Sure it would, I just didn't suggest it because it would be a lot more time consuming. It sounded like you were thinking of offering this as a service, in which case you'd try to keep it as cheap as possible. However, you could always just make a few fixtures and jigs to make it go pretty quick even with manual machines.
 
In the long run, I might like to do more volume, but I have to get it to work once before I can expand :rolleyes: I will be purchasing CNC machinery at some point in the future, but not specifically for this project. Thanks for the help :)
 
No problem. Don't forget to c'bore or use a spacer so the proper race hits on the proper face if you go with ball bearings instead of thrust bearings!

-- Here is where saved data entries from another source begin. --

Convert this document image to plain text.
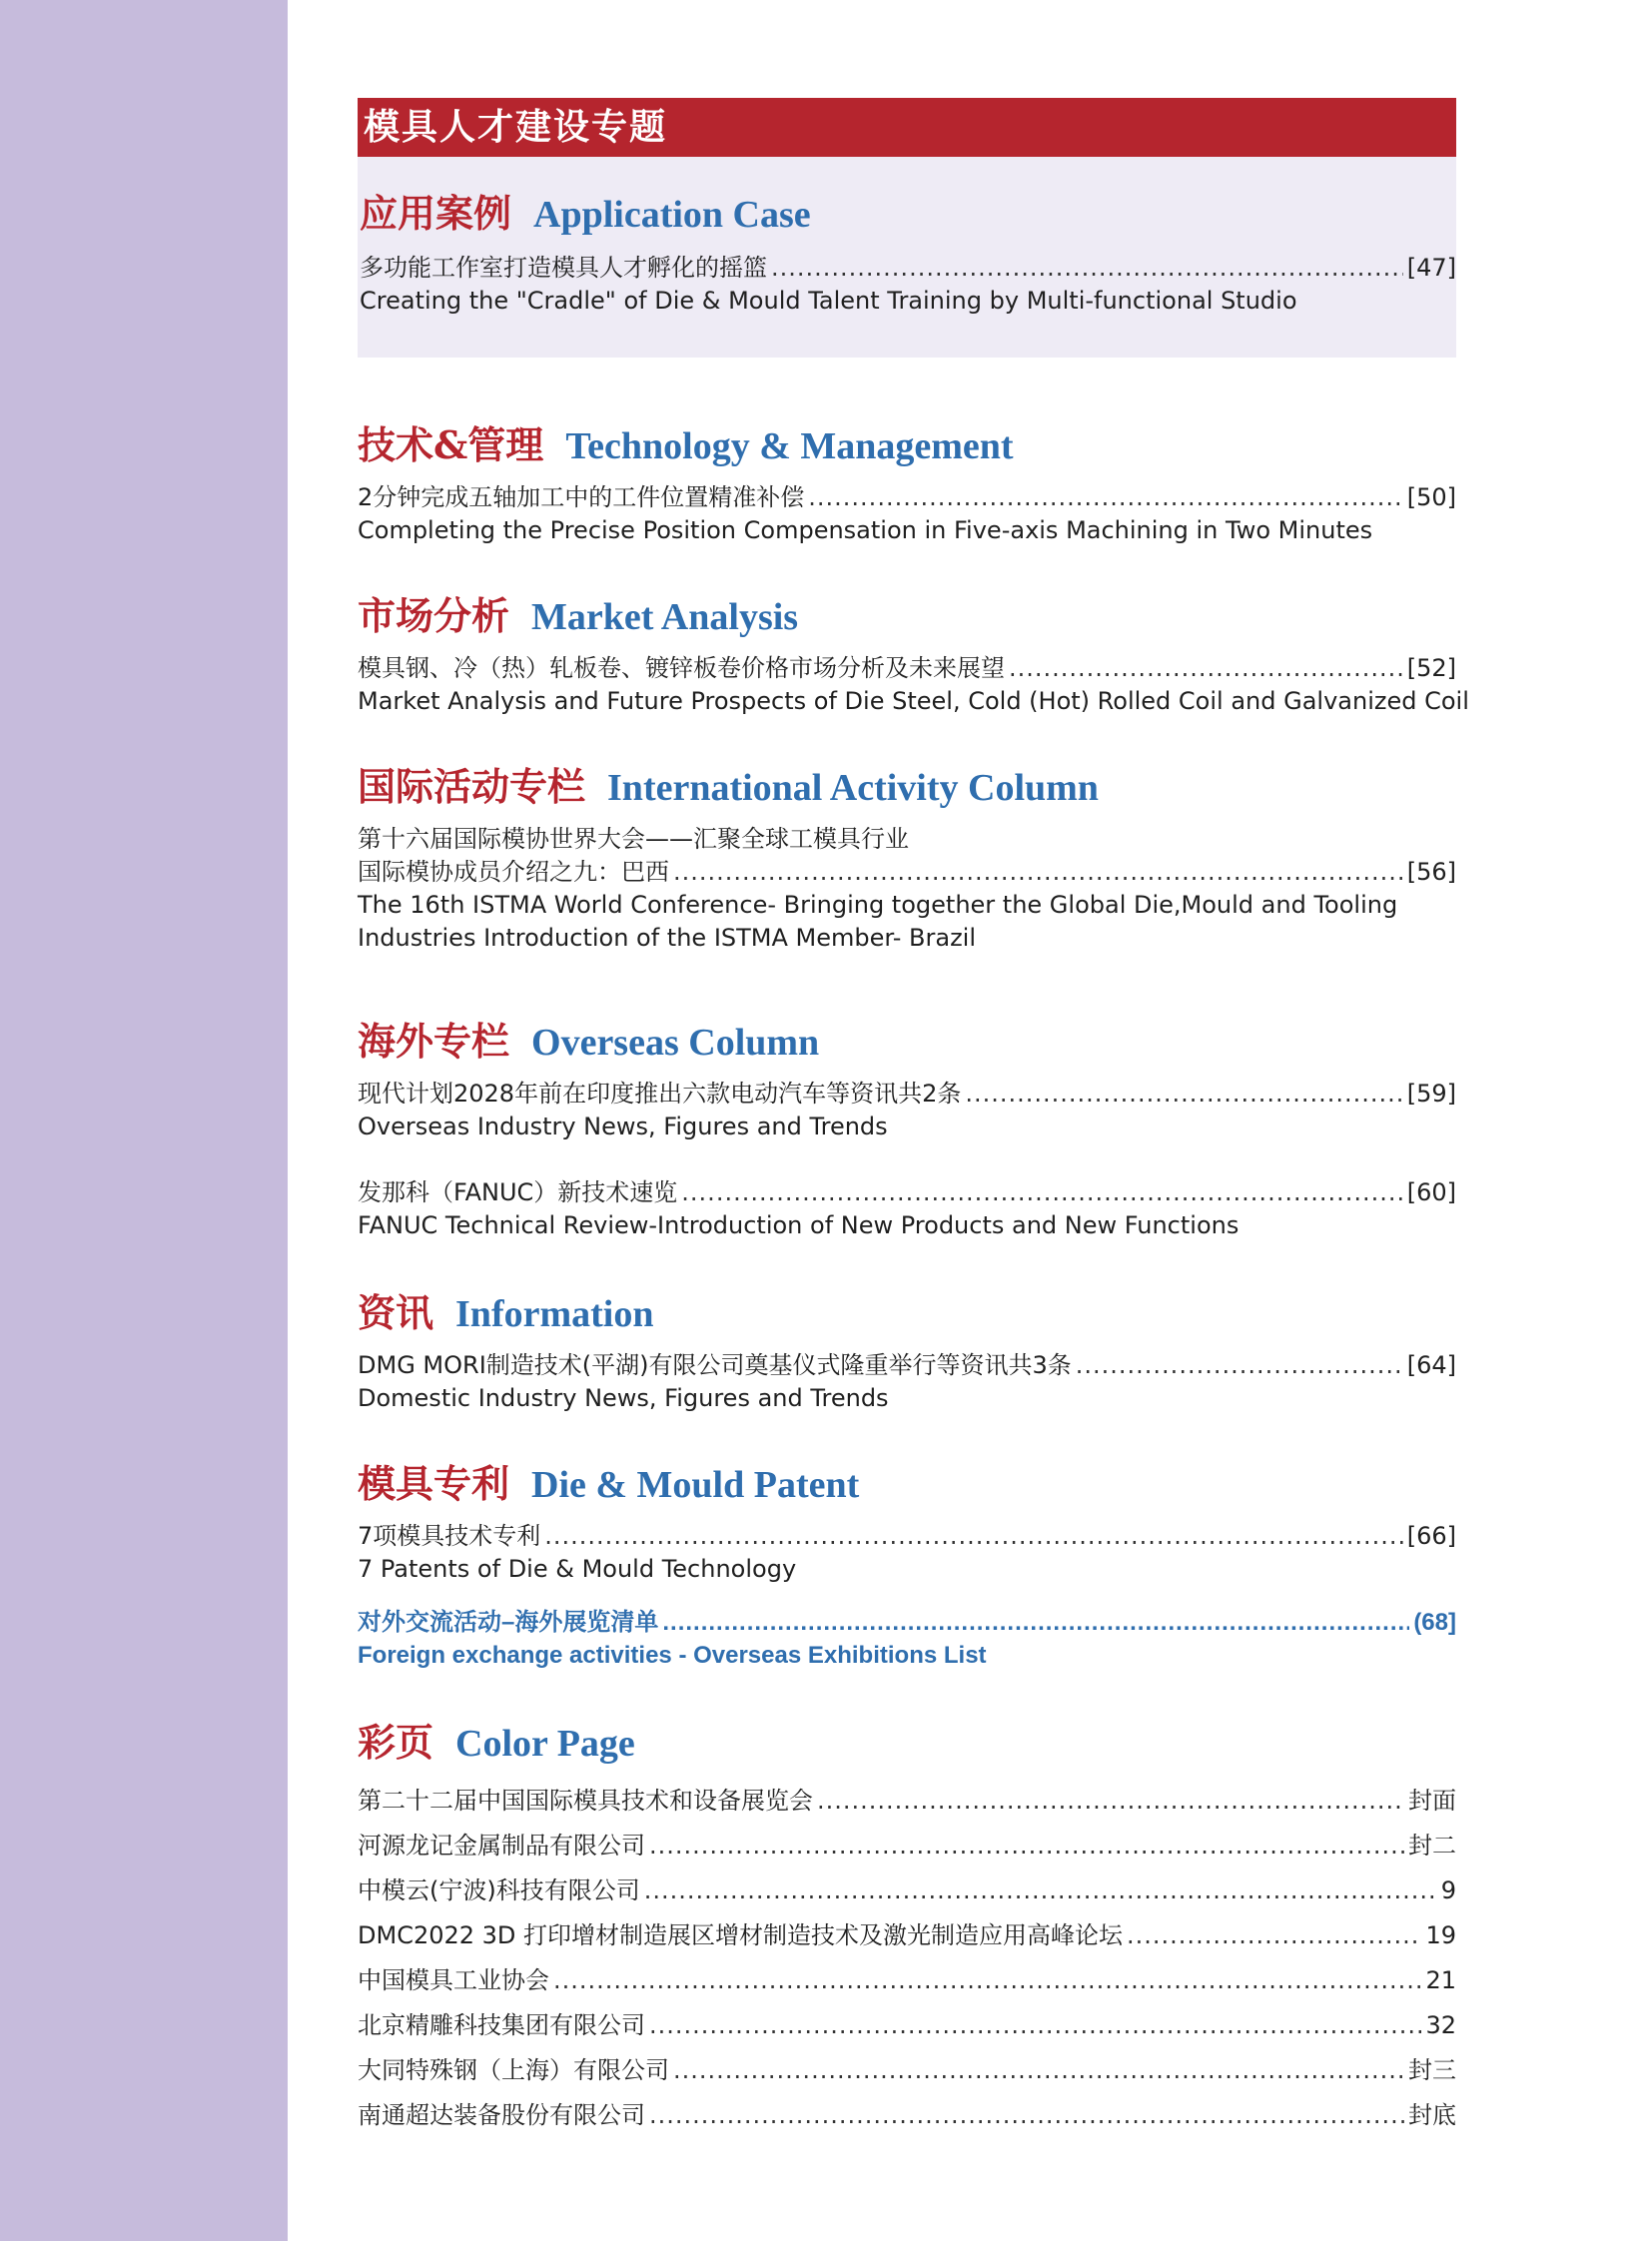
模具人才建设专题
应用案例 Application Case
多功能工作室打造模具人才孵化的摇篮 .....	[47]
Creating the "Cradle" of Die & Mould Talent Training by Multi-functional Studio
技术&管理 Technology & Management
2分钟完成五轴加工中的工件位置精准补偿 .....	[50]
Completing the Precise Position Compensation in Five-axis Machining in Two Minutes
市场分析 Market Analysis
模具钢、冷（热）轧板卷、镀锌板卷价格市场分析及未来展望 .....	[52]
Market Analysis and Future Prospects of Die Steel, Cold (Hot) Rolled Coil and Galvanized Coil
国际活动专栏 International Activity Column
第十六届国际模协世界大会——汇聚全球工模具行业
国际模协成员介绍之九：巴西 .....	[56]
The 16th ISTMA World Conference- Bringing together the Global Die,Mould and Tooling
Industries Introduction of the ISTMA Member- Brazil
海外专栏 Overseas Column
现代计划2028年前在印度推出六款电动汽车等资讯共2条 .....	[59]
Overseas Industry News, Figures and Trends
发那科（FANUC）新技术速览 .....	[60]
FANUC Technical Review-Introduction of New Products and New Functions
资讯 Information
DMG MORI制造技术(平湖)有限公司奠基仪式隆重举行等资讯共3条 .....	[64]
Domestic Industry News, Figures and Trends
模具专利 Die & Mould Patent
7项模具技术专利 .....	[66]
7 Patents of Die & Mould Technology
对外交流活动–海外展览清单 .....	(68]
Foreign exchange activities - Overseas Exhibitions List
彩页 Color Page
第二十二届中国国际模具技术和设备展览会 .....	封面
河源龙记金属制品有限公司 .....	封二
中模云(宁波)科技有限公司 .....	9
DMC2022 3D 打印增材制造展区增材制造技术及激光制造应用高峰论坛 .....	19
中国模具工业协会 .....	21
北京精雕科技集团有限公司 .....	32
大同特殊钢（上海）有限公司 .....	封三
南通超达装备股份有限公司 .....	封底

I was thinking thrust bearings might be a little too thick to fit into your space envelope, but maybe you'll find some super-thin ones.
 
The smallest thrust bearings I can find are 33% thicker than the caged ball bearings I was looking at. I could potentially use the thrust bearings if I had more space between the liners and blade, but I'd have to get bigger standoffs then too. As I delve deeper into this project plan I find more and more complications!
 
Yeah, it's tough to find little thrust bearings. I had a feeling it would be difficult to source something small enough. Keep looking though if you're set on thrust bearings, you might get lucky. I'll see what I can find with a bit of looking too. The majority of itsy bitsy bearings are used in micro stuff and might not hold up well in a heavy-use knife pivot. (Think watch rotor ball bearings, for example). If worse comes to worst, you could always buy the skinniest ones you can find and surface grind the outsides of the races.
 
I received my bearings today, and ran into a little trouble on my first attempt :o the tool I used to mill the race turned out to be insufficient, it only cut to a depth of ~.012" before becoming heavily damaged. Besides this hiccup, the concept seems like it will work. I will look into better bits, and hopefully have better luck in the next iteration of the test!